A postagem apresentava uma suposta “foto vazada” de um encontro político que, segundo a análise do caso, não ocorreu. Para o magistrado, a forma como o conteúdo foi divulgado transmitia ao público a impressão de que se tratava de um registro autêntico, quando havia fortes indícios de manipulação digital.
Uso de inteligência artificial
A ação foi apresentada pelo Partido Liberal (PL), que alegou que a publicação extrapolava os limites da crítica política e configurava propaganda eleitoral negativa antecipada. Como parte da argumentação, a legenda anexou um laudo técnico apontando 78% de probabilidade de a imagem ter sido criada por inteligência artificial, com alto grau de confiança.

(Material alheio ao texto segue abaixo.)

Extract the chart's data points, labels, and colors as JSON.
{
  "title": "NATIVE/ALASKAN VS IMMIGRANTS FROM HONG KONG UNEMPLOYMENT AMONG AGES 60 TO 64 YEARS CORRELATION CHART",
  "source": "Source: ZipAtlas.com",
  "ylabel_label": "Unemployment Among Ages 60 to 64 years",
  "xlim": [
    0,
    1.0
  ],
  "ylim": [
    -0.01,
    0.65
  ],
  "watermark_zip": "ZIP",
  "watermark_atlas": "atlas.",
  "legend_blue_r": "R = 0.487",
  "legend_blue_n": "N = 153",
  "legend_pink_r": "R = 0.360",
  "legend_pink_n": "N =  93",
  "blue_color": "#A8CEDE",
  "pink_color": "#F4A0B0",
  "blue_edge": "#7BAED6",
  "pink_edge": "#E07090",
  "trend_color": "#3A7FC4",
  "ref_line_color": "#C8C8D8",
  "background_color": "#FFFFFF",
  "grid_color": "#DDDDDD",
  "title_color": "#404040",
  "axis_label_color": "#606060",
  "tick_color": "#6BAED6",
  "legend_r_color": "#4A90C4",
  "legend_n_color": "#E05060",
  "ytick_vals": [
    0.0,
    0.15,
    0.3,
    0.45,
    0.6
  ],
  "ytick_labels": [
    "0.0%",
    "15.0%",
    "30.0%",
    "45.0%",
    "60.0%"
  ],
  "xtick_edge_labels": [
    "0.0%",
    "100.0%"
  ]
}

Na decisão, Mendonça destacou que a liberdade de expressão não protege conteúdos fabricados ou manipulados quando são apresentados ao público como fatos reais. Segundo ele, a publicação não foi identificada como sátira, montagem humorística ou obra ficcional.
Prazo e punições
O responsável pela postagem recebeu prazo de 24 horas para remover o conteúdo das redes sociais. Além disso, ficou proibido de republicar, impulsionar ou divulgar material semelhante, sob pena de aplicação de multa diária.
O ministro também determinou a notificação das plataformas digitais para que cumprissem a ordem judicial dentro do prazo estabelecido.
Debate sobre desinformação eleitoral
A decisão reforça a preocupação da Justiça Eleitoral com o uso de deepfakes e outras ferramentas de inteligência artificial durante o processo eleitoral. Para o TSE, a intervenção judicial deve ser excepcional, mas se torna necessária quando há indícios de divulgação de informações falsas capazes de comprometer a formação da vontade do eleitor.
O caso é considerado um dos episódios mais relevantes da pré-campanha presidencial de 2026 envolvendo o uso de conteúdo digital manipulado, tema que vem ganhando atenção crescente diante da popularização das ferramentas de inteligência artificial.